The symbolism of this section of the fifth chapter in Looking-Glass is therefore interesting in the portrayal of the Mad Hatter in prison. Limitation or imprisonment comes first as sensation, then the trial as realization is second and finally the crime as action. Thus the unthinking man in life actually feels himself pushed or impelled into the commission of acts that are at the moment quite contrary to his real wishes. To say that such a crime is an effect of precedent stirrings in consciousness is a common quibble that leads to endless searching for causes and arrives at last back to God. But to see the crime or the tangible element in any given instance as the cause rather than the effect is to give reason and meaning to the elements that have created the reality. Reality is an attribute of effect rather than cause. Were this not so the function of effect would be nonreality or illusion and the universe would be self-destroying. This is exceedingly difficult metaphysics but it serves to free the fundamental point of view of an aspirant from the bondage of time and space.

The achievement of imagination in the chapter, or the seventeenth great scientific anticipation, is the revelation here of the principles of public relation or the new business and social science that deals with the weight of popular opinion. Propaganda is no new detail of civilization. The vast circuses and glorious holidays of ancient conquerors were designed wholly for the purpose of awakening popular support for the ruler and his dynasty in connection with some special project of interest to him. Manifestos and proclamations have always sought to serve the same purpose fundamentally. Rulership by sheer imposition of a strong will of a leader has seldom been successful in history as to make very surprising indeed the common belief that mere passage of a law, election or appointment of a certain individual will be sufficient to bring about any given result. The churches or temples in the worships of all ages have been designed subconsciously if not consciously to mold the heart of mankind and in many instances the churches have done this most scientifically. The schools, since their separation from ecclesiastical authority, have been designed similarly to mold the mind of man. In the modern world both corporations and general organizations have learned the necessity for maintaining a department of public relations.
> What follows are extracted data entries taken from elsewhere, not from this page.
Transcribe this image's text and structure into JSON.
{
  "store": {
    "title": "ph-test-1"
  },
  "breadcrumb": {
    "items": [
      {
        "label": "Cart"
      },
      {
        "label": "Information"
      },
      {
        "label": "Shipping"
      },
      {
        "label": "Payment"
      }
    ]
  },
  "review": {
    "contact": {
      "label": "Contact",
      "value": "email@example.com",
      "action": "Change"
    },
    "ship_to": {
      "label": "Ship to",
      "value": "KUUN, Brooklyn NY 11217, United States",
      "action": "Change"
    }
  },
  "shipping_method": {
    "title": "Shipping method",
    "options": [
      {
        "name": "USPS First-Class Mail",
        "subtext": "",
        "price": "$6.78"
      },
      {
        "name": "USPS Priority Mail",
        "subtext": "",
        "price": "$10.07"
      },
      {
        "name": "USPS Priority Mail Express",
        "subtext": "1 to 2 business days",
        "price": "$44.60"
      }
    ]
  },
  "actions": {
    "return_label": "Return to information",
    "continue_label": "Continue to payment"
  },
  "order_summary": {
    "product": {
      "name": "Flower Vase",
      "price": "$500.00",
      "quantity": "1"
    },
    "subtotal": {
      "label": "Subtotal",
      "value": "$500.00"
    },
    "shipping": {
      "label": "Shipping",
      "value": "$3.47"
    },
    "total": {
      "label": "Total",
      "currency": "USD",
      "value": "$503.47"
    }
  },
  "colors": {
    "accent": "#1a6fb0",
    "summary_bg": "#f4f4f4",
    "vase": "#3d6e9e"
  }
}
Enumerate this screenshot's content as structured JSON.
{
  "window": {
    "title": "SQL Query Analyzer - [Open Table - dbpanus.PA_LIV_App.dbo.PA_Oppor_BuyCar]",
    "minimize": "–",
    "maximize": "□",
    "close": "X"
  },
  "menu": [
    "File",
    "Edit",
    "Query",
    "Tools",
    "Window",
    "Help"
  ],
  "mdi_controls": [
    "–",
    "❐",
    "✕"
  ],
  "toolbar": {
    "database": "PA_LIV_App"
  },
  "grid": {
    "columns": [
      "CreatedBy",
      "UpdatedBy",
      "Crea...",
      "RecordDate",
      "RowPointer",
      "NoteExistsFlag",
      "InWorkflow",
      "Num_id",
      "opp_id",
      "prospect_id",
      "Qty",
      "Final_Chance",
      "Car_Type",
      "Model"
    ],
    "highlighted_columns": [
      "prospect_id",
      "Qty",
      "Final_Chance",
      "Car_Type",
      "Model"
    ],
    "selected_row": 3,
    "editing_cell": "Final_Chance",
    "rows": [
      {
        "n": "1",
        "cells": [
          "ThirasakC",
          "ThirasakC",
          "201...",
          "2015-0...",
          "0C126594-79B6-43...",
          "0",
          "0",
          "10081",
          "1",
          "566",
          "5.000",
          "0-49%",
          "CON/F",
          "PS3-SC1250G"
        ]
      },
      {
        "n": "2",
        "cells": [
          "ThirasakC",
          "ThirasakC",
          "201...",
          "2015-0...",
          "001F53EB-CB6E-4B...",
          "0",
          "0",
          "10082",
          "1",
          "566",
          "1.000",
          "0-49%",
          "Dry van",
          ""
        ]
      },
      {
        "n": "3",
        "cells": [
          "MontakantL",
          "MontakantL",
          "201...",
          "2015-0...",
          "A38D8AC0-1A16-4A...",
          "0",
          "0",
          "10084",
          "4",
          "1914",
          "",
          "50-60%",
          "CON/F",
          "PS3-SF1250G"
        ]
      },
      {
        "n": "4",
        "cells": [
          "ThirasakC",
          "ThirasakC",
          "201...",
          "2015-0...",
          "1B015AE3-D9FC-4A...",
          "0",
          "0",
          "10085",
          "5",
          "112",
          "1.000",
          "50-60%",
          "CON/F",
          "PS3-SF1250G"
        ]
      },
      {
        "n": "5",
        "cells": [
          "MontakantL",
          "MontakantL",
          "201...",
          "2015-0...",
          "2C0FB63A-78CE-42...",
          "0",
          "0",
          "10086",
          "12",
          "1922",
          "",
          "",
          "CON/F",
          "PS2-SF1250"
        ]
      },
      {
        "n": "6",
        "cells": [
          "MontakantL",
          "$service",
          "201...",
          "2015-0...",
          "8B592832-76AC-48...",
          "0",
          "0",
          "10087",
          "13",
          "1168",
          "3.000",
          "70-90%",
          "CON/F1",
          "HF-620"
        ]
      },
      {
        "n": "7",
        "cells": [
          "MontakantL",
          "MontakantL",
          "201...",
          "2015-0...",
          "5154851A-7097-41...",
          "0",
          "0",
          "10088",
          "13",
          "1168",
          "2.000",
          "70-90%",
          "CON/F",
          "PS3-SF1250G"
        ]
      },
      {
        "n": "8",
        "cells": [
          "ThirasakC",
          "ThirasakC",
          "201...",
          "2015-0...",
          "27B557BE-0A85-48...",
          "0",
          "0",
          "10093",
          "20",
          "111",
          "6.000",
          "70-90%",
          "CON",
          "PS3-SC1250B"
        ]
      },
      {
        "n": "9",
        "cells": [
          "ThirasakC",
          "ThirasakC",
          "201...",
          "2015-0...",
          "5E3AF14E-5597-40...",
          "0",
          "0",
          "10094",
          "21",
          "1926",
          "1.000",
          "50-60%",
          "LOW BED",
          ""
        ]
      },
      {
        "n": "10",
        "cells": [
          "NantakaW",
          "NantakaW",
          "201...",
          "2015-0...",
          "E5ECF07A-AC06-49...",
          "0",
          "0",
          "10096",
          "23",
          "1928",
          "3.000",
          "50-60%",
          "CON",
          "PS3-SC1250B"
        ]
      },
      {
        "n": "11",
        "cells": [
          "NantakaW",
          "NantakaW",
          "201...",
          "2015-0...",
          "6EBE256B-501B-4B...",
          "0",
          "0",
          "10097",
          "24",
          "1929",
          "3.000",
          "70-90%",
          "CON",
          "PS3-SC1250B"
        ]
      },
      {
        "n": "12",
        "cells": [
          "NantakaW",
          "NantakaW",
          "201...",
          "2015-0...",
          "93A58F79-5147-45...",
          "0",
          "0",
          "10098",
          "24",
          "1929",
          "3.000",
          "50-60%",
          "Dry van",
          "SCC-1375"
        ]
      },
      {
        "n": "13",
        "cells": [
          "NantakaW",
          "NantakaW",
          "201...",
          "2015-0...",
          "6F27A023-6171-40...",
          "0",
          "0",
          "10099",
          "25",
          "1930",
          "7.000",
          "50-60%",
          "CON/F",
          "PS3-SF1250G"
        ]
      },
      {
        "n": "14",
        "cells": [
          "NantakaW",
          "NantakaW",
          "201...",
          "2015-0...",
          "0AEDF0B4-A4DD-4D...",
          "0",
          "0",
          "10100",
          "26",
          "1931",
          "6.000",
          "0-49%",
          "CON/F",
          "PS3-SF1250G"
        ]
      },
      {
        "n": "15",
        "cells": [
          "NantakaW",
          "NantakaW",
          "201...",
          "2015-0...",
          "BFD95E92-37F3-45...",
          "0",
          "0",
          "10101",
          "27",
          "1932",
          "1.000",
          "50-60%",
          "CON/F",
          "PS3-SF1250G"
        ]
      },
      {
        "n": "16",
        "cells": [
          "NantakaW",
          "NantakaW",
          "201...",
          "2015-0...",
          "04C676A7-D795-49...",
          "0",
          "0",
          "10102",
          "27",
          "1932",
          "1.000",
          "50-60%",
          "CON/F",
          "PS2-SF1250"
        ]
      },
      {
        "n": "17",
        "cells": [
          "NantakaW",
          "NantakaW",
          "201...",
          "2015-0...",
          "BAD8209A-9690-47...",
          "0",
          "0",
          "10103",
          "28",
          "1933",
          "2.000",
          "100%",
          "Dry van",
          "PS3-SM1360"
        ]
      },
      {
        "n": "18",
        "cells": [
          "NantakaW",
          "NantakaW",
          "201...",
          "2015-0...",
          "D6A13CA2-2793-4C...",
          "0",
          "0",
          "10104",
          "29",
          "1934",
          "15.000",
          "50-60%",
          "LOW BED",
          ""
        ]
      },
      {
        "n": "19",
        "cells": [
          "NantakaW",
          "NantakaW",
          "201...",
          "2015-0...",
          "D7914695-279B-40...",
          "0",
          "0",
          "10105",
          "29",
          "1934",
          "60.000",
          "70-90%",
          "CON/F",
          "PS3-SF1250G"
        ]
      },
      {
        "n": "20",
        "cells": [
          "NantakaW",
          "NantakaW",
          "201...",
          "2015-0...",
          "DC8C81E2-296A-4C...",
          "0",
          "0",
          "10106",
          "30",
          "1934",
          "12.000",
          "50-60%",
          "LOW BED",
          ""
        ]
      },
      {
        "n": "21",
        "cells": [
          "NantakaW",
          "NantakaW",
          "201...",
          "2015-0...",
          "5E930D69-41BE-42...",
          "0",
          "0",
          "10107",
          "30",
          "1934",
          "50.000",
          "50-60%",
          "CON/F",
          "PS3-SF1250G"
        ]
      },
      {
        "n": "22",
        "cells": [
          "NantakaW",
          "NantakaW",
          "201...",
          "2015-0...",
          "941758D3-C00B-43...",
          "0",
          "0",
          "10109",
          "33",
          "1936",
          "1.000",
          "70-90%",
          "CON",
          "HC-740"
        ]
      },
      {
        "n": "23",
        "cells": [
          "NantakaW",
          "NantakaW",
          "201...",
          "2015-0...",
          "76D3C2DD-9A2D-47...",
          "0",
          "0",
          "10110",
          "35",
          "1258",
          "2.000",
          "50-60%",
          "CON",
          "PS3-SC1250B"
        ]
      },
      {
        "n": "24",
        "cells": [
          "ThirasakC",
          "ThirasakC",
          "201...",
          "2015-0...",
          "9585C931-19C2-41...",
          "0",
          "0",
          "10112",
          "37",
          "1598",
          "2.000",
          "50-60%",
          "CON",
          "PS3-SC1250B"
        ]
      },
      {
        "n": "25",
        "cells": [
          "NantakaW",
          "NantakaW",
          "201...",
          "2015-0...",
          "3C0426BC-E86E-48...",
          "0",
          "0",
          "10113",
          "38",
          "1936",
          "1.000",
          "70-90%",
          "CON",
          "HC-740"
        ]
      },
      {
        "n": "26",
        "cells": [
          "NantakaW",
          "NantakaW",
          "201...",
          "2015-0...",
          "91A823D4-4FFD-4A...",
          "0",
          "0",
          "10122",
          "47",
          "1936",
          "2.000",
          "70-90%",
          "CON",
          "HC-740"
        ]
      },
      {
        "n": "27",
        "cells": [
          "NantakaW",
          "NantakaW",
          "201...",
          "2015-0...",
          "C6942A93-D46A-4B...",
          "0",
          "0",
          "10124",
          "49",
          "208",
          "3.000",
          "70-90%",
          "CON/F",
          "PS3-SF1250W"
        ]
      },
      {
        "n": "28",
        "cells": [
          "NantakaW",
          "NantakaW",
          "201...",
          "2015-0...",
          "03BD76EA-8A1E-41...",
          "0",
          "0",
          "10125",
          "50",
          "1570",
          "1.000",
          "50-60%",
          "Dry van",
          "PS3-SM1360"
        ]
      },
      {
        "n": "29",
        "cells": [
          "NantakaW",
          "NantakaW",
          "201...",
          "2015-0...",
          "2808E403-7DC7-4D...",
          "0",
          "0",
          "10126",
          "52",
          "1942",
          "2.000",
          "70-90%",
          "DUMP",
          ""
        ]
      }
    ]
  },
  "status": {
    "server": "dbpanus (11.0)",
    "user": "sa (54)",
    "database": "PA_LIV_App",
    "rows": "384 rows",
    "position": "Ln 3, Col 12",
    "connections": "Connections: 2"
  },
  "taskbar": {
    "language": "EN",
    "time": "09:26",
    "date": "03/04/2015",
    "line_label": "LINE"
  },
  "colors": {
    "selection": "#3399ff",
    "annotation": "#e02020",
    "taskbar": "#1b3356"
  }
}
The symbolism of the white queen is an apt anticipatory presentation of the principles of prereality or of the establishment of control over effect and the consequent deliberate manipulation of reality. In general this might be described as no more than building a buffeting consciousness or preparing the self within the consciousness for all eventualities. This would be the superficial explanation far easier to teach and present to the world than the metaphysical analysis of the earlier paragraphs of this lesson. But an aspirant must see that power of anticipation is a living power and that it is potentiality of self-sustaining cause itself. The screaming before hurt is of course merely the rather remarkable dramatization of the principle by the supernormally wise subconscious or mathematical faculties of Lewis Carroll. The shawl curiously suggests the libido of man and the pins the pricking by which consciousness operates.
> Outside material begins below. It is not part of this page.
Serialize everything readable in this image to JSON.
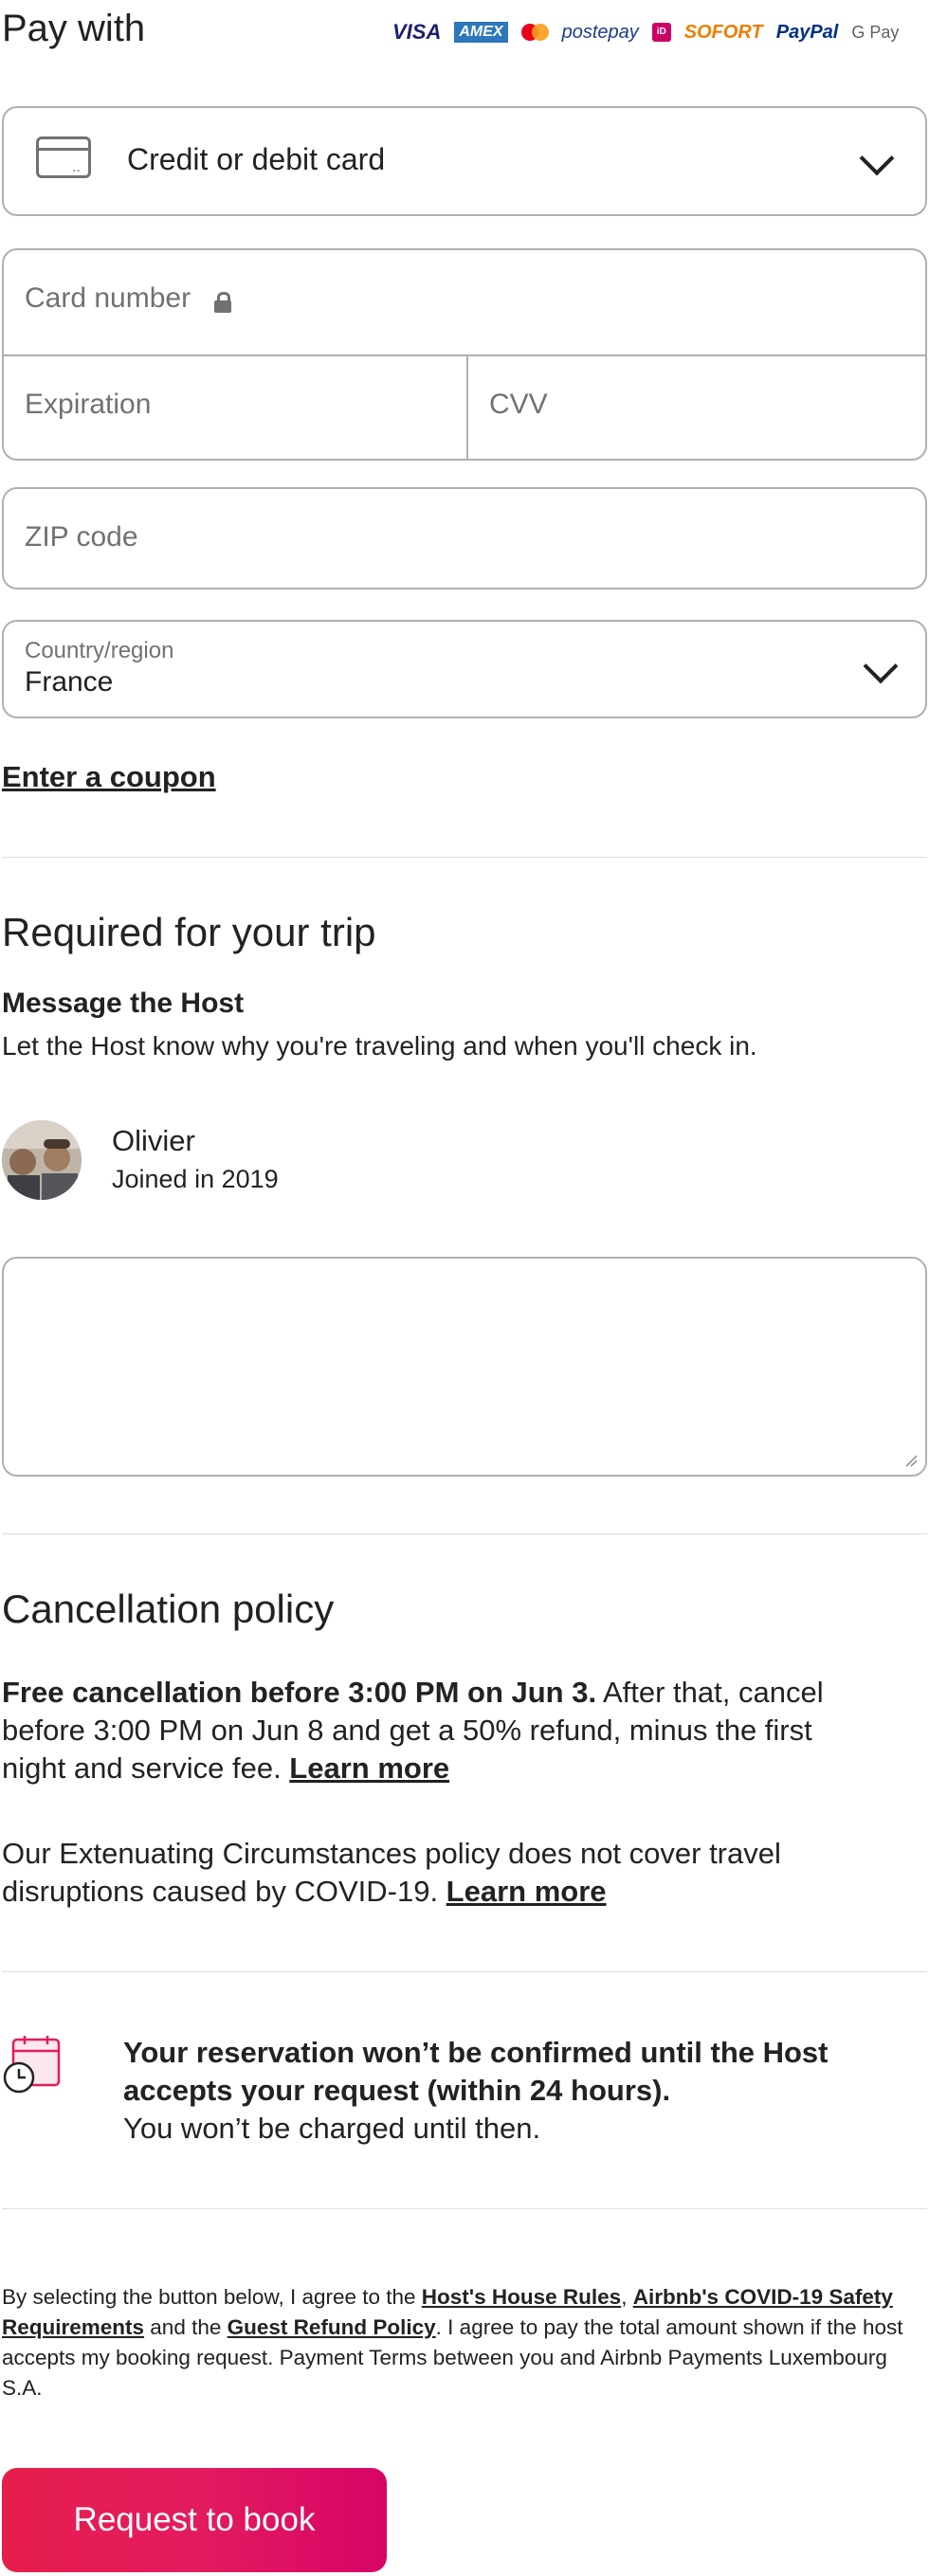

The law of applied psychology or the seventeenth big idea for the solution of personal problems is brought out here in the technique of suggestion. Nothing ever starts or launches itself but rather an appeal to the sustaining higher reality is always needed. The white queen's offer to employ Alice thus brings out the points. Under spiritual law, to suggest anything is to be assigned to do that thing and by this suggestion life's opportunities are created. Jam every other day is life's promise. Believing impossible things is a clever symbolization of the expansion of consciousness. Memory's working both ways is clairvoyance. The student must learn to CREATE OPPORTUNITY for himself. Reminiscent of the apples of the Hesperides, only self can give to self the jam for today. The present is always within control, and through the manipulation of the present the past and future are mastered completely.